We’d lived in Lomalinda less than four months when, one December day, with the temperature 104 in the shade, I was walking a sun-cracked track while that celestial fireball cooked my skin. We’d just had a wildfire—a regular occurrence that time of year—and the smell of charred grassland swirled in the breeze.
The school principal puttered up to me on her red motorbike. “It’s beginning to look a lot like Christmas!”
Pris watched me for a few seconds and then laughed—my face had betrayed my thoughts. I’d had to bite my tongue to keep from saying,
“This looks like Christmas?
You’ve got to be kidding!”
To me, Christmas looks like frost-covered evergreens, and snowflakes, and frozen puddles. Heavy coats, scarves, mittens, boots. Runny noses. Sledding. Ice skating. Swags of cedar and pine and holly tied with red ribbons.
I learned a lesson that parched December day. “It’s beginning to look a lot like Christmas” means different things to different people.
To most Lomalindians, especially kids, Christmas looked like a bleached landscape, charred fields, hot wind, and a whiff of ashes in the air. Folks enjoyed saying, “I’m dreaming of a black Christmas.”
Christmas in Lomalinda included singing carols around a bonfire. And setting off fireworks. And cooling off in the lake.
And it just wasn’t Christmas until Tom Branks sang “O Holy Night” accompanied by his beloved Judy on the piano. (From Chapter 16, Please, God, Don’t Make Me Go: A Foot-Dragger’s Memoir)
But, of course, Christmas is so much more than gathering for carols, so much more than sledding, ice skating, and swags of holly and cedar. So much more than a bleached landscape, charred fields, and a hot wind.
A couple of years ago, Scott Branks, a neighbor boy and former student of Dave’s in Lomalinda, shared a story that came to mind upon hearing his favorite Christmas song, “Christmas Dinner,” by Peter Paul and Mary. (Click on that link!)
Scott gave me permission to post his Christmas memory (from what I figure happened in 1972) about God’s desire for us to love others, even strangers.
Thanks, Scott, for letting me share your story.
One of the best Christmases I ever remember is when my father decided that rather than getting Christmas gifts [for each other], we would make little wooden trucks for the children of [nearby] Puerto Lleras.
It was the year Jeremy was born the week before Christmas and Mom was pretty busy. Dad was restless to do something, so we all got busy crafting those crazy trucks!

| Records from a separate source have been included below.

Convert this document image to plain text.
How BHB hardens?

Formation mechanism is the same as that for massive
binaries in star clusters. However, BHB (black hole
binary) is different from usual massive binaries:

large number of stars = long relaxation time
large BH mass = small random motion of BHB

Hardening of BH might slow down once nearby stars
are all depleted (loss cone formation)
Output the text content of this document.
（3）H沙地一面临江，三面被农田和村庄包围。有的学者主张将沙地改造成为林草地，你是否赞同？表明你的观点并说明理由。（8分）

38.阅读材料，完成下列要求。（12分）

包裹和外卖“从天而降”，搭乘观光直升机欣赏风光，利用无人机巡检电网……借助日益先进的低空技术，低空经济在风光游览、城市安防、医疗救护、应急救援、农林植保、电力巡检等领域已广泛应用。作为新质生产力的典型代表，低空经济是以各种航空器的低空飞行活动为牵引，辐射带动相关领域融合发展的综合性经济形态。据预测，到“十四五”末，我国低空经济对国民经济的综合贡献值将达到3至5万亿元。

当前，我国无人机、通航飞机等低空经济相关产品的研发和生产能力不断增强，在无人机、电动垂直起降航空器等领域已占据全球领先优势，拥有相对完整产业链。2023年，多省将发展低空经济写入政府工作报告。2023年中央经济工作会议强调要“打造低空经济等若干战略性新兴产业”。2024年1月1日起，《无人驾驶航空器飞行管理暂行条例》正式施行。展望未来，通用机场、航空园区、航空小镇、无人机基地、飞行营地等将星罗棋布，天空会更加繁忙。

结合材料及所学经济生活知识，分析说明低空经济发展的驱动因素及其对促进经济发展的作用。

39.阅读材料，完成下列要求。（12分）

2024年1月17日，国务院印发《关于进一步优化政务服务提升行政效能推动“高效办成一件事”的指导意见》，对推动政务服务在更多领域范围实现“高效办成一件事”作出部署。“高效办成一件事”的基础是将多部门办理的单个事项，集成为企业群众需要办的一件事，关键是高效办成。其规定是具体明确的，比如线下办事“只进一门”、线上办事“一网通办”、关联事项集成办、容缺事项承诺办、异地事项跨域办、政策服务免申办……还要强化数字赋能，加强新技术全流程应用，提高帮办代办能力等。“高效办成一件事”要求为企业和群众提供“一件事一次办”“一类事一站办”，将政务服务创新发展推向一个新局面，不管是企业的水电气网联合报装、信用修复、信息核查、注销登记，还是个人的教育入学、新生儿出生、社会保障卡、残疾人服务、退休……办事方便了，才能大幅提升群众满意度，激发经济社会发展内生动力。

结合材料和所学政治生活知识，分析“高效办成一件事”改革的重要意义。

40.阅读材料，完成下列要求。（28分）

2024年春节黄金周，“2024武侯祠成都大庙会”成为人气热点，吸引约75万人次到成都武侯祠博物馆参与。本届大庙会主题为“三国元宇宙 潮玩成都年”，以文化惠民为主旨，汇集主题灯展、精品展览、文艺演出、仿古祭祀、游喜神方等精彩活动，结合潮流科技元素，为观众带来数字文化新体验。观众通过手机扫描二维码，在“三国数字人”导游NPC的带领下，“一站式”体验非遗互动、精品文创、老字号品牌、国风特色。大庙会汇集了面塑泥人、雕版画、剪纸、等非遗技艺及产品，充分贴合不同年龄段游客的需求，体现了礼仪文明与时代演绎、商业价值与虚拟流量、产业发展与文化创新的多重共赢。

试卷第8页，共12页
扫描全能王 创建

We spent several days of our Christmas break sanding and painting the parts and assembling the little wooden trucks for them. The trucks were all the primary colors of the Colombian flag—red, blue and yellow. Super bright and fun!
Then we drove into town and gave them to the children in the neighborhoods that we knew. Probably the most meaningful Christmas gift I’ve ever received/given.
Now, as an adult, I realize that my father and mother simply didn’t have any money to buy gifts for the five of us [kids]. So, they decided to teach us the true meaning of Christmas—giving. . . .
That song [“Christmas Dinner,”] always reminds me of that wonderful year.
May we all open our lives with deep hospitality
to reach out to others in compassion, peace,
and joy this season!
Our world is in desperate need of such charity!
Thanks, Scott, for sharing your story and heart with us!
The Branks family did what we all are told to do: “Learn to do right; seek justice. Defend the oppressed. Take up the cause of the fatherless; plead the case of the widow." (Isaiah 1:17)
They loved their poor neighbors by their actions and in true caring. (1 John 3:17-18)
Our family was so blessed to have the Branks for neighbors, friends, and role models.